My students and I have been involved in considerable educational outreach during my years at Wooster. During the course of a semester, it takes time and energy to support the K-12 setting, and I am so proud of my Wooster undergraduates – primarily majors and minors of our department – for always volunteering to work with the students in our community. I have only occasionally participated in B-Wiser Science Camp and Expanding Your Horizons due to my spring/summer teaching commitments. Most of the time, my students and I have engaged with the local nursery schools or public schools, because that is where my experiences in teaching started. Here is a glimpse of some of our educational outreach activities:
The College of Wooster Nursery School
Faculty in Scovel Hall have been interacting with the Nursery for years. In fact, Mark Wilson and Greg Wiles had established this relationship decades before I arrived at Wooster. Now, I can look forward to the Nursery School making the one block trek to Scovel Hall for major events each year: “Rocks & Fossils Day” and “Dinosaur Day”. Their time spent in Scovel Hall is designed as an active learning/discovery environment wherein the budding scientists can see specimens they do not have at the Nursery School.
Cornerstone Elementary
My students and I were consultants for the Cornerstone PlayLab Rock Garden, which is an amazing outdoor educational experience built adjacent to the Cornerstone playground. Our duties were to: (1) provide a workshop for the elementary teachers on the PlayLab Rock Garden, (2) provide a workshop for Cornerstone Elementary’s Science Club on “Minerals, Rocks, and Fossils”, and (3) identify all of the rocks specimens at the PlayLab Rock Garden and write up a report for the Cornerstone teachers to use in their classes.

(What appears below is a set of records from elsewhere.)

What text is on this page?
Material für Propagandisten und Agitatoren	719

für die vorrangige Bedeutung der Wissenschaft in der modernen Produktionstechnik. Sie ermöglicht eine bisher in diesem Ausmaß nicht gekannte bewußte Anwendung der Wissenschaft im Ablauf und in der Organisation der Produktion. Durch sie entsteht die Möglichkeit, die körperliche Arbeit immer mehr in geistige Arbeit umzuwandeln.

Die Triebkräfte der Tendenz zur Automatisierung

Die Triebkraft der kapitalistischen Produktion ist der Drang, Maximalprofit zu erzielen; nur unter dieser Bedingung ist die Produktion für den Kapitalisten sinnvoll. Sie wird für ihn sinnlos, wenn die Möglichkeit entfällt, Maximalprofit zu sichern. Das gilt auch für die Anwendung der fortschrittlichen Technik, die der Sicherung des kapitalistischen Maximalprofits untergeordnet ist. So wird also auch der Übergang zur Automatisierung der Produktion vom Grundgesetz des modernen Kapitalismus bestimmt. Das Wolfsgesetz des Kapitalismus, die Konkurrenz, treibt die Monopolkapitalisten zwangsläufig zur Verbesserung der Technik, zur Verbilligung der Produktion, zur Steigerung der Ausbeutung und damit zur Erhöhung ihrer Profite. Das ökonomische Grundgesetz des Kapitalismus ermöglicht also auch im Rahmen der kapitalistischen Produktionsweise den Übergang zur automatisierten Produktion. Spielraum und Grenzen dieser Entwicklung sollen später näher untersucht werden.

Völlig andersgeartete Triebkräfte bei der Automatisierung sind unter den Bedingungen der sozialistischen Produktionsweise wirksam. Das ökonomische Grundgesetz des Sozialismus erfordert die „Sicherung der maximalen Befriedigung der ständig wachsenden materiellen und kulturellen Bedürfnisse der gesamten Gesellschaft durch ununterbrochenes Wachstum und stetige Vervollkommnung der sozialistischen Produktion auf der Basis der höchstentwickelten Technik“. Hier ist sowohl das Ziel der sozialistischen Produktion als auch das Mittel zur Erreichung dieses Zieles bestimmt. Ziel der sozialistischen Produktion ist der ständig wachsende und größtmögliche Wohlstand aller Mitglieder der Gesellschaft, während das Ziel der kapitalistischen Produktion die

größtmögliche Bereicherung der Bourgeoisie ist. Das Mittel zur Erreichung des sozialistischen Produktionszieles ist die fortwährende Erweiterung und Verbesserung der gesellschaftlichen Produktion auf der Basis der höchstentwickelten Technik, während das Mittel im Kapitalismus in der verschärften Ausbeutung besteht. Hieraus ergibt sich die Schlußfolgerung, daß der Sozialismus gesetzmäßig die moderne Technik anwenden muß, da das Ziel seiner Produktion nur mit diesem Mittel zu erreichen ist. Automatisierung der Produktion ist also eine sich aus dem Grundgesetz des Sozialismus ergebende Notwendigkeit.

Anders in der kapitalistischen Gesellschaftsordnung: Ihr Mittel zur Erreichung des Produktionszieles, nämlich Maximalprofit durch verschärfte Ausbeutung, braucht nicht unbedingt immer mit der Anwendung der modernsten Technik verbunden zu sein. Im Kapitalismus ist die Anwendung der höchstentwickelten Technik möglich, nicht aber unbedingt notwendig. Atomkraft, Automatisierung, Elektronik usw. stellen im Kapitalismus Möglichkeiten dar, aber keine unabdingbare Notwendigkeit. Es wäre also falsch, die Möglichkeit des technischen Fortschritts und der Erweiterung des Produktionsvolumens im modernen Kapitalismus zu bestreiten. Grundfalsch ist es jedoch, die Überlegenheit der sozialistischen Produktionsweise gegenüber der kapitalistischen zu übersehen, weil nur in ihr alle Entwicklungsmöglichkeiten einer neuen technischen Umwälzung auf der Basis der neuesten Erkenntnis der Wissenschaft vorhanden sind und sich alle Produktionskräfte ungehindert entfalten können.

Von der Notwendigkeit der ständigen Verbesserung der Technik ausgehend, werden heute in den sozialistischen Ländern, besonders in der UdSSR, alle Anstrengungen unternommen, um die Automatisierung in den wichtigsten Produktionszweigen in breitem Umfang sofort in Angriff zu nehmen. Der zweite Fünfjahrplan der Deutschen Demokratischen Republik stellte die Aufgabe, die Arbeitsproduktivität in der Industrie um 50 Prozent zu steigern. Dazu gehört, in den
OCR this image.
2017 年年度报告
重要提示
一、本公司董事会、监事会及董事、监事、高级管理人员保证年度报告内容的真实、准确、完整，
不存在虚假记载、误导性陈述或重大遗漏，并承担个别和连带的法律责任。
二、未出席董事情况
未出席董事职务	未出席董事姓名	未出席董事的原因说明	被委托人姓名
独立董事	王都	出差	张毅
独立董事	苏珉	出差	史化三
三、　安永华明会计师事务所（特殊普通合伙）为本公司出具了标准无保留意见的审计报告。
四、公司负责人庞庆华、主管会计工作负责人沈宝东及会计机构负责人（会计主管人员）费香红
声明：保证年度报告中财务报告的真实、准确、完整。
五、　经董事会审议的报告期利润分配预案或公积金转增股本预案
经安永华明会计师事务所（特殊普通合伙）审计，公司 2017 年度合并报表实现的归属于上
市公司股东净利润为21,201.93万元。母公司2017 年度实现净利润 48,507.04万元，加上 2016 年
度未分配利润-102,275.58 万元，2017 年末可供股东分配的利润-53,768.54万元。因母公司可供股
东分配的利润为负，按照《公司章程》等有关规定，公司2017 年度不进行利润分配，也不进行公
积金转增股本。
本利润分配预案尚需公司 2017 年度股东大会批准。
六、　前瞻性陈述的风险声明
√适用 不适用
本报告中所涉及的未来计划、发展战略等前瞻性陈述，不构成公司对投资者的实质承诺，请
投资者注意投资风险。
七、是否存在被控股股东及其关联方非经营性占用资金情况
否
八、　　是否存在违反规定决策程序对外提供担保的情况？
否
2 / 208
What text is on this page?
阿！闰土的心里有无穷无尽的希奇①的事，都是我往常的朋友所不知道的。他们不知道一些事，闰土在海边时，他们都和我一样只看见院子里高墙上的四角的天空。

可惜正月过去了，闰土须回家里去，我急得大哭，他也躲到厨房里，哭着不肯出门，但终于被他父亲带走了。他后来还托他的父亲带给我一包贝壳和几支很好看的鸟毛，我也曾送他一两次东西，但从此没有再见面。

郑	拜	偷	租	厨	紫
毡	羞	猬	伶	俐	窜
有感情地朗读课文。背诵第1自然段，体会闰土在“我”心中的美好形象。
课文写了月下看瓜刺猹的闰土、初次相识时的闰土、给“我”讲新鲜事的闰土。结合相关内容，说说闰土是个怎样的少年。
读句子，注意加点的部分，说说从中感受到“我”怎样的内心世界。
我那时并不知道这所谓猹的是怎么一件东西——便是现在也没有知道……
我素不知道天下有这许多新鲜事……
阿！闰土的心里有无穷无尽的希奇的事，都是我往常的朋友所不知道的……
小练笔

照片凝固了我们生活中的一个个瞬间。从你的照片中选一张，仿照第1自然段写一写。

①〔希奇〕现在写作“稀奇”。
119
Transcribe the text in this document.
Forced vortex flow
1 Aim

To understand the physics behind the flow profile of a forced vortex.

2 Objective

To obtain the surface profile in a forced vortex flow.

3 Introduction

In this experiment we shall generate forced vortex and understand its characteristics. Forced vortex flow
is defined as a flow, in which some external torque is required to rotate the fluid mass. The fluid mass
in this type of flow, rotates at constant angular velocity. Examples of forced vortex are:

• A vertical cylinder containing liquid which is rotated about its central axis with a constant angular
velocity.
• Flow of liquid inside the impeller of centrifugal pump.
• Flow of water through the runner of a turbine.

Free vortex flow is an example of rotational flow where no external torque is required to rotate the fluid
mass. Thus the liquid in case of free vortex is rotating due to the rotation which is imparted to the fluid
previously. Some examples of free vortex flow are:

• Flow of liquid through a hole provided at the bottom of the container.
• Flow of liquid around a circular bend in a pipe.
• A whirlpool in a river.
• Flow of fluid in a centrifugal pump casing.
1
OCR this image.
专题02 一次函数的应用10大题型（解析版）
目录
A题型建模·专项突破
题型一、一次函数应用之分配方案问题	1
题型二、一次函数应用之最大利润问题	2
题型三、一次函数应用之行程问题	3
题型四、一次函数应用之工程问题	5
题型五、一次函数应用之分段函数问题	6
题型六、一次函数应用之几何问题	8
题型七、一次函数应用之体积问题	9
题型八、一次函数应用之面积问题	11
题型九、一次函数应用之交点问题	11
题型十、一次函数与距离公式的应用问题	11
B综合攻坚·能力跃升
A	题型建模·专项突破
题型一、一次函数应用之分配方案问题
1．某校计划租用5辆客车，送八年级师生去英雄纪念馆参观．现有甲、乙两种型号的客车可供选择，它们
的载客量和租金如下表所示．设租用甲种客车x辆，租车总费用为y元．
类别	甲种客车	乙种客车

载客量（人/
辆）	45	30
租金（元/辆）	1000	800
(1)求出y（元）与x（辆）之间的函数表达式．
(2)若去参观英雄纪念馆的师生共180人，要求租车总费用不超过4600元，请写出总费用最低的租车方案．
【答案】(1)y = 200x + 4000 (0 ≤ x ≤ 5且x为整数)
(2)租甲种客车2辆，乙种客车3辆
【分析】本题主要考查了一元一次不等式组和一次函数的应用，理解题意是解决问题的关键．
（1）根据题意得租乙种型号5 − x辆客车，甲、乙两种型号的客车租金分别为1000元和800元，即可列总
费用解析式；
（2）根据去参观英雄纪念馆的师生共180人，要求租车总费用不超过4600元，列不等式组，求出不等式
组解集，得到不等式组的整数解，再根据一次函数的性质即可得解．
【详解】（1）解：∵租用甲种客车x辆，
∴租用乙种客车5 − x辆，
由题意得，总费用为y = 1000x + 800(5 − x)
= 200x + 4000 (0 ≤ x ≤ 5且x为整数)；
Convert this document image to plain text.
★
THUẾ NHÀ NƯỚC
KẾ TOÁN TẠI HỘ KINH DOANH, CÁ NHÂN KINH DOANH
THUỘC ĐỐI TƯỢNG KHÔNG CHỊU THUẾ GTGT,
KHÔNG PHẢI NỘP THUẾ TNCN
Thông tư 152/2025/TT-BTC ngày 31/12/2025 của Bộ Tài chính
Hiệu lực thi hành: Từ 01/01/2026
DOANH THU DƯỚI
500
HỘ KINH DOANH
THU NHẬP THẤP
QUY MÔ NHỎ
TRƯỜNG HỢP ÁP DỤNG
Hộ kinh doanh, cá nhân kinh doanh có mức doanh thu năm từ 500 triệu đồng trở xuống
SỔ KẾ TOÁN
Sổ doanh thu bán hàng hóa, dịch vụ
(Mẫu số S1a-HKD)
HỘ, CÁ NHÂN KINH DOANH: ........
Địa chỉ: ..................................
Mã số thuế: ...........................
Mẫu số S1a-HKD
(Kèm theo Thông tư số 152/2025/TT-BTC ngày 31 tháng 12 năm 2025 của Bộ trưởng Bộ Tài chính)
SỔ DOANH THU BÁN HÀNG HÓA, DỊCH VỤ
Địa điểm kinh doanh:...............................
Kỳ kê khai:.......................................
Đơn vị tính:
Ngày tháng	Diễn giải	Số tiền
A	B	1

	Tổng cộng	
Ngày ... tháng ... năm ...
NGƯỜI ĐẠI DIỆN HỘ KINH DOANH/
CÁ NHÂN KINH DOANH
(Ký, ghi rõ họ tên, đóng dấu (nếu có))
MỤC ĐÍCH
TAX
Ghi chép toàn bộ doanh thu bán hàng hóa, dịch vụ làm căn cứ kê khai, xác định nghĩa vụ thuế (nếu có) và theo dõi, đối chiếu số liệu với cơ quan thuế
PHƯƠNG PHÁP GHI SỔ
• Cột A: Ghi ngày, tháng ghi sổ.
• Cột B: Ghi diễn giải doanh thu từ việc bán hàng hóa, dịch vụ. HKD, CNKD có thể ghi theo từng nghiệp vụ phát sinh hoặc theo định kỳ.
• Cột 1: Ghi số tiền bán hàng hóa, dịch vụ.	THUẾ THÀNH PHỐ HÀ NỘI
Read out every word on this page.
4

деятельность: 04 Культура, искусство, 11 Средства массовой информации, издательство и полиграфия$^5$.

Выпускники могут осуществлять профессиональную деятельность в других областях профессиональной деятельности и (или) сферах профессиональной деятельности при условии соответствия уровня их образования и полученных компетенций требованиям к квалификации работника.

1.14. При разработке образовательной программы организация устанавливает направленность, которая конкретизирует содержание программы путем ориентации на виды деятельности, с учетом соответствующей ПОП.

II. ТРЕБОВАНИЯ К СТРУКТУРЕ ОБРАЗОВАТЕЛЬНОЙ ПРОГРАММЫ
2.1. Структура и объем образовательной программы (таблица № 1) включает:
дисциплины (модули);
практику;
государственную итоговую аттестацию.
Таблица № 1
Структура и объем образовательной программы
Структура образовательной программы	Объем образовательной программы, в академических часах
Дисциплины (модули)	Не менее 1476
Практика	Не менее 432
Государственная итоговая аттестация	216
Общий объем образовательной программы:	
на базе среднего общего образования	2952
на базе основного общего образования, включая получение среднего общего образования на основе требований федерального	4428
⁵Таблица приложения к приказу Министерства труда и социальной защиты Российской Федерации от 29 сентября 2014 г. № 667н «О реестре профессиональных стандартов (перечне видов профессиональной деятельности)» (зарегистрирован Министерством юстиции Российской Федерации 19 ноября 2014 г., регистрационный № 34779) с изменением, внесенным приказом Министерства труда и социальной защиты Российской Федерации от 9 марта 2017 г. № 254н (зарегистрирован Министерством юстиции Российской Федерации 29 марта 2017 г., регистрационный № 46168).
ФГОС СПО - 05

Melrose Elementary / the former Wayne Elementary
Several teachers first at Wayne Elementary (before it was demolished) and later at Melrose Elementary asked my students and I to come and give several different presentations to 4th/5th grade classrooms. These presentations tied directly into their science lessons and the State Standards. We gave presentations on “Volcanoes and Igneous Rocks” and “Fossil Plants and their Communities”.